Ils étaient 13 sur près de 3.5 millions d'habitants du Dominion du Canada au recensement national de 1871 et près de 650 à celui de 1931.

Bien que la présence musulmane au Canada remonte à la fin du XIXe siècle, ce n'est qu'au début des années 1970 - suite aux indépendances des pays sous domination coloniale - que s'amorça un véritable mouvement migratoire en provenance de deux axes géopolitiques où le Canada a des liens internationaux, le Commonwealth et la Francophonie mondiale.

De 100 000 immigrants en 1981 à près de 600 000 en 2001, le nombre de musulmans est passé à plus d'un million en 2011, et Statistique Canada l'estime à 1.5 million, en 2017. Les pays sources de cette immigration se déploient sur la carte du monde, principalement l'Asie (Inde, Pakistan, Bangladesh, Afghanistan, etc.), le Moyen-Orient (Égypte, Liban, Syrie, Iraq, Iran), le Maghreb ( Maroc, Algérie, Tunisie), l'Afrique au sud du Sahara (Sénégal, Mali, Niger, Soudan, Somalie, Mauritanie, etc.. ), l'Europe, notamment la Turquie et la Bosnie.

Pas étonnant que ces communautés - qu'il faut toujours conjuguer au pluriel - représentent la diversité du monde au plan géographique, historique, racial, ethnique, linguistique, culturel et même religieux, puis qu'ils appartiennent à différentes branches de l'islam (sunnite majoritaire, chiite, ismaélite, etc. .). Cette hétérogénéité se retrouve aussi au niveau du rapport à l'islam. On y compte des croyants pratiquants, des croyants non pratiquants, des laïcs, des soufies, des athées et des convertis.

Le Québec avec ses 200 000 musulmans, a toujours été une terre d'accueil ouverte aux nouveaux arrivants des pays arabo-musulmans qui, venant souvent de régions en proie à des conflits et des guerres, y ont trouvé paix, sécurité et prospérité. Mentionnons aussi que ces pays sources comptent aussi des non-musulmans de différentes appartenances religieuses et ethniques qui enrichissent la diversité du Québec et du Canada.

  • Qui sont-ils ?

Les musulmans du monde entier sont conscients de leur appartenance à une civilisation et des cultures qui ont marqué l'histoire de l'humanité par leur contribution significative au développement des sciences et techniques, en mathématiques, en physique, en médecine, en philosophie, en sociologie, en Arts, en littérature, etc. Ils sont conscients aussi que cet apport inestimable qui demeure méconnu et non reconnu, a donné une impulsion à la Renaissance qui va sortir l'Europe de l'époque médiévale, la conduire au Siècle des Lumières et la propulser vers la modernité. Donc, s'il y a une civilisation occidentale, l'islam en fait partie et pas seulement par le fait des mouvements migratoires.
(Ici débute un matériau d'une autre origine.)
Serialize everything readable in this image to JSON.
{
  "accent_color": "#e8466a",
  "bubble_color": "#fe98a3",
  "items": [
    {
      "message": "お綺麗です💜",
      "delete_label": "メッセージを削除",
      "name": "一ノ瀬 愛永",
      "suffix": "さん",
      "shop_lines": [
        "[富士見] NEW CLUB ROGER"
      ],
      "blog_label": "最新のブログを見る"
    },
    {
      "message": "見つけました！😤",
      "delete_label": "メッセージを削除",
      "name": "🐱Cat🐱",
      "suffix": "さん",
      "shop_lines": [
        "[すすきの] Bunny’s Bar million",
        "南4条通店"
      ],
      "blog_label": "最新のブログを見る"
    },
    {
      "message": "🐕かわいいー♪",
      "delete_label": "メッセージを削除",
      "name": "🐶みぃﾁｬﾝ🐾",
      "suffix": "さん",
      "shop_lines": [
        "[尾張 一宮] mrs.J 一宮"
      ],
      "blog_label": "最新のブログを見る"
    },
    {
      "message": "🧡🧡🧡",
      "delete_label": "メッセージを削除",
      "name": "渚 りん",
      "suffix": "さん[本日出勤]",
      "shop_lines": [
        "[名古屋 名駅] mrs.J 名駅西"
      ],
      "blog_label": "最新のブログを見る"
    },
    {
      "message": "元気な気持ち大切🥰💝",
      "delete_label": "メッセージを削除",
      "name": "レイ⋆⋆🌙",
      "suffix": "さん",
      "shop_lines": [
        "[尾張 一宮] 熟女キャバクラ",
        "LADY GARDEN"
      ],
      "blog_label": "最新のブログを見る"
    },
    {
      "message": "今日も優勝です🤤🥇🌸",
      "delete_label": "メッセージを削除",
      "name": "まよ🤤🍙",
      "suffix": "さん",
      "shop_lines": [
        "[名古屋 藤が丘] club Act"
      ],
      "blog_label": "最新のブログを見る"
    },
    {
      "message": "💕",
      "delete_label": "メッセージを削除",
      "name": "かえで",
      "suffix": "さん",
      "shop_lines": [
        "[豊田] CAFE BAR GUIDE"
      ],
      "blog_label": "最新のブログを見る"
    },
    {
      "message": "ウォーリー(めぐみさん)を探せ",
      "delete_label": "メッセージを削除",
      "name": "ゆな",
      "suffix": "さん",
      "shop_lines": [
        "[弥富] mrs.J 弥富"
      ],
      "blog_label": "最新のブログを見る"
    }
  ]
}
Cette conscience de ce qu'ils sont et de la fierté de leurs origines est imprégnée dans le conscient collectif des musulmans, ceux du Québec et du Canada n'y font pas exception. Il s'agit là d'une immigration au profil très enviable. Qu'ils soient francophones ou anglophones, ils sont hautement scolarisés et leur taux de diplomation universitaire est supérieur à celui des Canadiens de naissance et des autres immigrants.

L'éducation est une valeur positive pour les familles arabo-musulmanes qui poussent leurs jeunes à aller le plus loin possible dans leurs parcours académiques. Ce bassin de capital humain est une véritable pépinière de talents et de savoir-faire.

On n'a tendance à ne pas le savoir mais ce sont nos dirigeants d'entreprises, nos médecins, nos infirmières, nos travailleuses sociales, nos pharmaciens, nos ingénieurs, nos économistes, nos informaticiens, nos comptables, nos avocats, nos chercheurs, nos administrateurs, nos gestionnaires, nos techniciens de laboratoires, nos éducatrices des services de garde, nos professeurs du primaire, du secondaire, de l'enseignement technique et professionnel, du collégial et de l'université, nos artistes, nos journalistes, nos policiers, nos propriétaires de commerce de détail, nos chauffeurs de taxi et nos serveurs dans les restaurants. C'est une histoire à succès qui mérite d'être racontée pour offrir des modèles positifs aux jeunes en recherche d'identité. Ne les cherchez pas sur les pages de nos journaux ou à l'ouverture de nos bulletins de nouvelles, car ils sont tellement bien intégrés qu'on oublie qu'ils sont musulmans.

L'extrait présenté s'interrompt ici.